Lumajang, – Laporan masyarakat menjadi pintu masuk pengungkapan kasus dugaan peredaran narkotika di wilayah Kelurahan Jogoyudan, Kecamatan Lumajang, Kabupaten Lumajang.
Seorang diduga Pegawai Negeri Sipil (PNS) dari Dinas Lingkungan Hidup (DLH) yang berinisial HP (44), ditangkap aparat kepolisian pada Selasa, 28 April 2026 sekitar pukul 19.00 WIB di depan sebuah gerai ritel modern di Jalan Jenderal Sutoyo.
Informasi awal diterima polisi menyebutkan adanya aktivitas mencurigakan yang diduga berkaitan dengan transaksi narkotika jenis sabu di kawasan tersebut.
Menindaklanjuti laporan itu, petugas melakukan serangkaian penyelidikan untuk memastikan kebenaran informasi sekaligus mengidentifikasi pelaku.
Setelah dilakukan pemantauan intensif, petugas akhirnya mengamankan HP di lokasi yang telah diincar.
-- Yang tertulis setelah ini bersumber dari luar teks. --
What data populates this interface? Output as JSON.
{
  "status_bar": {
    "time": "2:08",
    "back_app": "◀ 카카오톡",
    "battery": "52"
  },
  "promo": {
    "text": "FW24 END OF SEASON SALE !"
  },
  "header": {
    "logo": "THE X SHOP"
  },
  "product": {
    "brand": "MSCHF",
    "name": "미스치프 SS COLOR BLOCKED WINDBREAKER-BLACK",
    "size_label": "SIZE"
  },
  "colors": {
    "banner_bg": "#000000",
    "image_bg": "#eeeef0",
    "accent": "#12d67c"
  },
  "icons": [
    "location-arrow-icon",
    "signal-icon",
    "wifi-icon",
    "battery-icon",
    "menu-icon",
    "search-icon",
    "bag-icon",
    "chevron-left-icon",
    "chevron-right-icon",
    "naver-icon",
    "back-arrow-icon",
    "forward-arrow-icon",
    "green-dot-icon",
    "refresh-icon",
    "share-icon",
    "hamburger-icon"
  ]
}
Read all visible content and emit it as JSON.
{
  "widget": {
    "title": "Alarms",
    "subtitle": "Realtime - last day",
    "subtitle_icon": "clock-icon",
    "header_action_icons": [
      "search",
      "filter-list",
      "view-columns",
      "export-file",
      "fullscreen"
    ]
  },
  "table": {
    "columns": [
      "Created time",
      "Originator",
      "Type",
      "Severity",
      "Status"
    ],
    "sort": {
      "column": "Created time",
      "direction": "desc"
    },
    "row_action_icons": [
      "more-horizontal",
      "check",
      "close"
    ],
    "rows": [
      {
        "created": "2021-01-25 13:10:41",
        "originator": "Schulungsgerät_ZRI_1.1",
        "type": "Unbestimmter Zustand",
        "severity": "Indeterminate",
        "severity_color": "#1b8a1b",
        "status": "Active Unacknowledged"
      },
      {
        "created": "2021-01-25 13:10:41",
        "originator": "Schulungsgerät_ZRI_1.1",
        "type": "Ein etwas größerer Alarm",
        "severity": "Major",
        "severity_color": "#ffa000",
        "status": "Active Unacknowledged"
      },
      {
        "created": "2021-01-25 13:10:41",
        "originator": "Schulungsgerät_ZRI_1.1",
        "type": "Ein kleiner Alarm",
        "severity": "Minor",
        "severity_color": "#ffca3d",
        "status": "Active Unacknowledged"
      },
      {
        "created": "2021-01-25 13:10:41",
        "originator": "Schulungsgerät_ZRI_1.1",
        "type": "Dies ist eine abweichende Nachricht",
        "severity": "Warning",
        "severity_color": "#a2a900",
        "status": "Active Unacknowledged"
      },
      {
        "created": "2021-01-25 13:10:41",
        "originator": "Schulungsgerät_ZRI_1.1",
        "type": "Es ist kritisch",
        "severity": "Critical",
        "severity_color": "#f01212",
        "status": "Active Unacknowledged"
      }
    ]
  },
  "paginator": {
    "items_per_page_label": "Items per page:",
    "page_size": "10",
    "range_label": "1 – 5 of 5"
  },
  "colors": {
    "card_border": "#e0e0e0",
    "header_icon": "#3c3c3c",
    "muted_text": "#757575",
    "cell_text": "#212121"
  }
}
Penangkapan berlangsung tanpa perlawanan berarti.
Dari hasil penggeledahan di tempat kejadian perkara, polisi menemukan tiga plastik klip berisi narkotika jenis sabu yang masing-masing diberi kode A dengan berat bruto 0,15 gram, kode B seberat bruto 0,19 gram, dan kode C seberat bruto 0,11 gram.
Total berat kotor sabu yang diamankan mencapai 0,45 gram.
Selain itu, petugas turut menyita satu buah jaket warna hitam, uang tunai sebesar Rp 40.000, serta satu unit telepon genggam Realme berwarna abu-abu dengan nomor 081291535574.
Dari hasil pemeriksaan awal, telepon genggam tersebut berisi percakapan yang diduga kuat berkaitan dengan aktivitas jual beli narkotika jenis sabu.
“Pengungkapan ini berawal dari laporan masyarakat. Setelah kami lakukan penyelidikan, tersangka berhasil diamankan beserta barang bukti,” katanya.
Polisi menduga HP tidak hanya sebagai pengguna, tetapi juga berperan dalam peredaran narkotika. Indikasi tersebut menguat setelah ditemukan barang bukti yang mengarah pada aktivitas transaksi, termasuk komunikasi yang tersimpan dalam perangkat telepon genggam milik tersangka.
“Tersangka diduga terlibat dalam menawarkan untuk dijual, menjual, membeli, menerima, hingga menjadi perantara dalam jual beli narkotika jenis sabu. Kami masih mendalami kemungkinan keterlibatan jaringan lain,” ungkapnya.
HP dijerat dengan pasal 114 ayat (1) UU nomor 35 tahun 2009 tentang Narkotika dengan ancaman hukuman pidana penjara maksimal 5 tahun.